Adam (played by Andrew Scott), a writer, sits alone in his apartment not writing. His building was recently built and so is almost uninhabited. One night the fire alarm goes off, Adam evacuates, and finds that he is the only person to do so. As he looks up at his building, he sees an apartment with a light on, the only apartment in the building with a light on, and a man looking down at him. They notice each other. Back in his apartment he hears a knock on his door. It is the man he had a moment with earlier (Paul Mescal). He introduces himself as Harry and offers his friendship in this lonely building, maybe more than that. Adam considers it but declines.
He thinks twice of it in the coming days and when he notices Harry again in the building lobby he strikes up another conversation. They start an intimate relationship. Around the same time, Adam visits his old neighborhood and indeed, the house he grew up in. He finds, without explanation, the ghosts of his deceased parents, frozen in age right before they died in a car crash when he was about nine years old.
What follows is a series of extraordinary conversations between Adam and his Mom (Claire Foy) and Dad (Jamie Bell). They are curious as to how his life turned out and how he is doing. Adam comes out as gay to his mother who is mainly worried, in a 1980s way, that such an identity would lead to stigma and illness. Adam explains that things are different nowadays. Then he has a conversation with his father who with bemusement explains that he already knew he was gay. That conversation turns when Adam questions his Dad as to why he didn’t comfort him when he was being teased at school because of it. After considering the matter in full, perhaps for the first time, his Dad apologizes in a moment of sublime warmth.

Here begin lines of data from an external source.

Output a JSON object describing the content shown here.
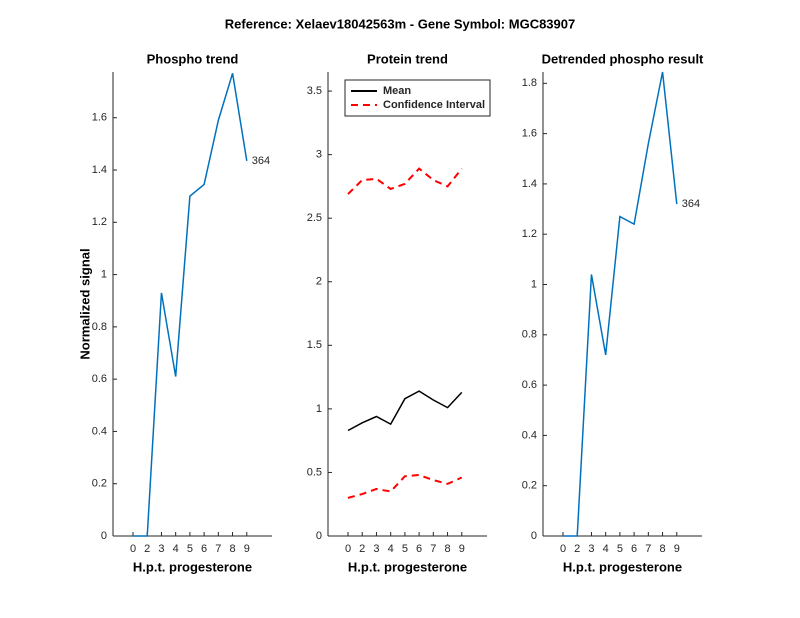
{
  "title": "Reference:  Xelaev18042563m - Gene Symbol:  MGC83907",
  "chart_data": [
    {
      "type": "line",
      "title": "Phospho trend",
      "xlabel": "H.p.t. progesterone",
      "ylabel": "Normalized signal",
      "categories": [
        "0",
        "2",
        "3",
        "4",
        "5",
        "6",
        "7",
        "8",
        "9"
      ],
      "ylim": [
        0,
        1.775
      ],
      "yticks": [
        0,
        0.2,
        0.4,
        0.6,
        0.8,
        1,
        1.2,
        1.4,
        1.6
      ],
      "series": [
        {
          "color": "#0072bd",
          "values": [
            0,
            0,
            0.93,
            0.61,
            1.3,
            1.345,
            1.59,
            1.77,
            1.435
          ]
        }
      ],
      "annotation": "364"
    },
    {
      "type": "line",
      "title": "Protein trend",
      "xlabel": "H.p.t. progesterone",
      "categories": [
        "0",
        "2",
        "3",
        "4",
        "5",
        "6",
        "7",
        "8",
        "9"
      ],
      "ylim": [
        0,
        3.65
      ],
      "yticks": [
        0,
        0.5,
        1,
        1.5,
        2,
        2.5,
        3,
        3.5
      ],
      "legend": "upper left",
      "series": [
        {
          "name": "Mean",
          "color": "#000000",
          "values": [
            0.83,
            0.89,
            0.94,
            0.88,
            1.08,
            1.14,
            1.07,
            1.01,
            1.13
          ]
        },
        {
          "name": "Confidence Interval",
          "color": "#ff0000",
          "dashed": true,
          "upper": [
            2.69,
            2.8,
            2.81,
            2.73,
            2.77,
            2.89,
            2.8,
            2.75,
            2.89
          ],
          "lower": [
            0.3,
            0.33,
            0.37,
            0.35,
            0.47,
            0.48,
            0.44,
            0.41,
            0.46
          ]
        }
      ]
    },
    {
      "type": "line",
      "title": "Detrended phospho result",
      "xlabel": "H.p.t. progesterone",
      "categories": [
        "0",
        "2",
        "3",
        "4",
        "5",
        "6",
        "7",
        "8",
        "9"
      ],
      "ylim": [
        0,
        1.845
      ],
      "yticks": [
        0,
        0.2,
        0.4,
        0.6,
        0.8,
        1,
        1.2,
        1.4,
        1.6,
        1.8
      ],
      "series": [
        {
          "color": "#0072bd",
          "values": [
            0,
            0,
            1.04,
            0.72,
            1.27,
            1.24,
            1.56,
            1.845,
            1.32
          ]
        }
      ],
      "annotation": "364"
    }
  ]
}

Adam’s interactions with his parents are not confrontational and his parents aren’t defensive. Instead, Adam is curious about why his parents did or did not do things and the explanations given, generally, are that his parents are human beings that sometimes make mistakes. Maybe if they lived long enough, they could have gotten it right eventually, but they died when Adam was still young. His parents are happy that Adam has found in his new relationship with Harry. The plot turns in a way that I won’t reveal when Adam attempts to introduce them to each other.

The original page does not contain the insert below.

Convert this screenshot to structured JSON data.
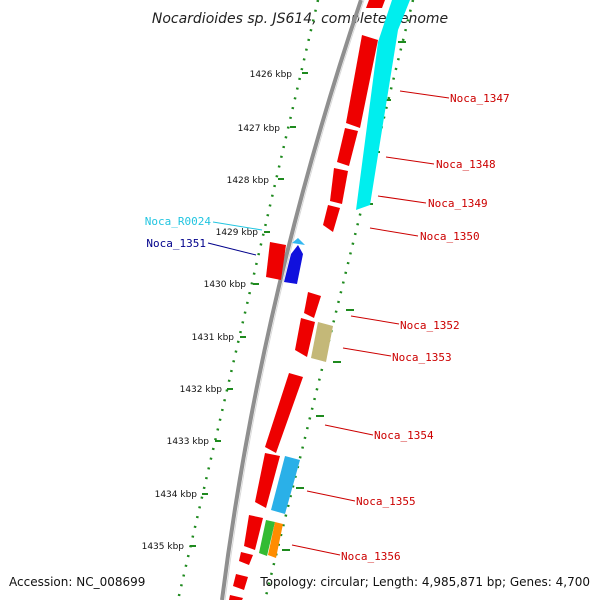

“All of Us Strangers” was adapted by writer/director Andrew Haigh (Lean on Pete) from a Japanese novel entitled Strangers by Taichi Yamada. Without reading the novel, you can feel the Nippon seeping through the screen. It makes a lot of sense that the original story is about a man in Tokyo feeling lonely. Meeting ghosts as a matter of course without the obligatory “this can’t be real” scene is very Japanese. But reading the synopsis of the novel’s plot one gets an idea of how great an adaptation this could be. (I won’t know for certain until I read the book, which is now on my list. Ask me in a couple of years about it.) Apparently the homosexual identity of Adam and the very personal conversations about sexuality with his 1980s parents were all superimposed by Andrew Haigh on a Japanese novel about ghosts.

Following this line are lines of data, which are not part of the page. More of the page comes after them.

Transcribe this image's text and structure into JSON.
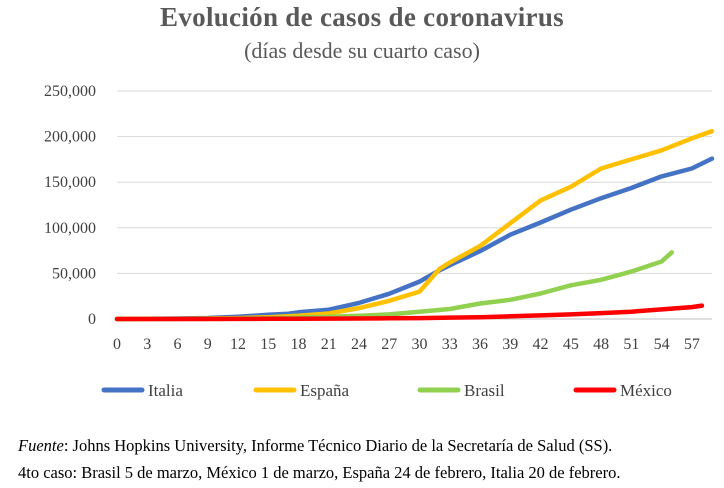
{
  "chart_data": {
    "type": "line",
    "title": "Evolución de casos de coronavirus",
    "subtitle": "(días desde su cuarto caso)",
    "xlabel": "",
    "ylabel": "",
    "ylim": [
      0,
      250000
    ],
    "y_ticks": [
      "0",
      "50,000",
      "100,000",
      "150,000",
      "200,000",
      "250,000"
    ],
    "y_tick_values": [
      0,
      50000,
      100000,
      150000,
      200000,
      250000
    ],
    "x_ticks": [
      "0",
      "3",
      "6",
      "9",
      "12",
      "15",
      "18",
      "21",
      "24",
      "27",
      "30",
      "33",
      "36",
      "39",
      "42",
      "45",
      "48",
      "51",
      "54",
      "57"
    ],
    "x_tick_values": [
      0,
      3,
      6,
      9,
      12,
      15,
      18,
      21,
      24,
      27,
      30,
      33,
      36,
      39,
      42,
      45,
      48,
      51,
      54,
      57
    ],
    "xlim": [
      0,
      59
    ],
    "grid": "horizontal",
    "legend_position": "bottom",
    "series": [
      {
        "name": "Italia",
        "color": "#4472C4",
        "x": [
          0,
          3,
          6,
          9,
          12,
          15,
          17,
          18,
          21,
          24,
          27,
          30,
          32,
          33,
          36,
          39,
          42,
          45,
          48,
          51,
          54,
          57,
          59
        ],
        "y": [
          0,
          200,
          500,
          1100,
          2500,
          4600,
          5800,
          7400,
          10200,
          17600,
          27700,
          41000,
          53500,
          59000,
          74400,
          92400,
          105800,
          119800,
          132500,
          143600,
          156400,
          165000,
          175900
        ]
      },
      {
        "name": "España",
        "color": "#FFC000",
        "x": [
          0,
          3,
          6,
          9,
          12,
          15,
          18,
          21,
          24,
          27,
          30,
          32,
          33,
          36,
          39,
          42,
          45,
          48,
          51,
          54,
          57,
          59
        ],
        "y": [
          0,
          100,
          200,
          500,
          1000,
          2000,
          3500,
          6000,
          12000,
          20000,
          30000,
          55000,
          62000,
          80000,
          105000,
          130000,
          145000,
          165000,
          175000,
          185000,
          198000,
          206000
        ]
      },
      {
        "name": "Brasil",
        "color": "#92D050",
        "x": [
          0,
          3,
          6,
          9,
          12,
          15,
          18,
          21,
          24,
          27,
          30,
          33,
          36,
          39,
          42,
          45,
          48,
          51,
          54,
          55
        ],
        "y": [
          0,
          50,
          100,
          300,
          600,
          1000,
          1500,
          2500,
          3500,
          5000,
          8000,
          11000,
          17000,
          21000,
          28000,
          37000,
          43000,
          52000,
          63000,
          73000
        ]
      },
      {
        "name": "México",
        "color": "#FF0000",
        "x": [
          0,
          3,
          6,
          9,
          12,
          15,
          18,
          21,
          24,
          27,
          30,
          33,
          36,
          39,
          42,
          45,
          48,
          51,
          54,
          57,
          58
        ],
        "y": [
          0,
          10,
          20,
          50,
          100,
          200,
          300,
          400,
          600,
          800,
          1000,
          1500,
          2000,
          3000,
          4000,
          5000,
          6500,
          8000,
          10500,
          13000,
          14700
        ]
      }
    ]
  },
  "source_note": {
    "label": "Fuente",
    "text": ": Johns Hopkins University, Informe Técnico Diario de la Secretaría de Salud (SS).",
    "line2": "4to caso: Brasil 5 de marzo, México 1 de marzo, España 24 de febrero, Italia 20 de febrero."
  }
}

Sometimes when the emotions of a story are so raw, it helps to have a creative barrier to better aid the audience to digest the story. Japanese movies in particular can be so intense that sometimes I feel the subtitles help the experience. After all, when you don’t understand the language, you kind of assume that the acting is perfect and don’t find it distracting. (It is hard to imagine Grave of the Fireflies, a movie about fire bombings and starvation, being endurable without the helpful emotional salves of a foreign language and anime.) It is then commendable that All of Us Strangers, a live action movie in English, hits all of its notes with appropriate delicacy. In particular, the performance of Andrew Scott is meticulous in its execution. This movie excels in the Japanese art of small things.
There is one very special moment in this movie that is a lock of my annual award of Best Use of a Song. One of the ghost encounters has Adam travel back in time to the night of his parents’ death as they set up a Christmas tree in the warmth of the family home. Playing on the radio is “Always On My Mind” by The Pet Shop Boys. This song, like the movie, is an exceptional cover that transforms a heavy handed lyrical ballad sung by the likes of Elvis Presley into a normal brit pop tune with 1980s synthesizers and beats that only upon further introspection reveals tender and moving lyrics. Movies, music, poetry, I mean art in general has a utility in our lives that this scene is a shining example of. For most of us, it is hard to articulate exactly how we feel, either by lack of talent or by lack of nerve and probably both. But sometimes you can just point to a song, a dialogue, a phrase, a picture and say this, this is how I feel. All of Us Strangers is one of the best movies of the year.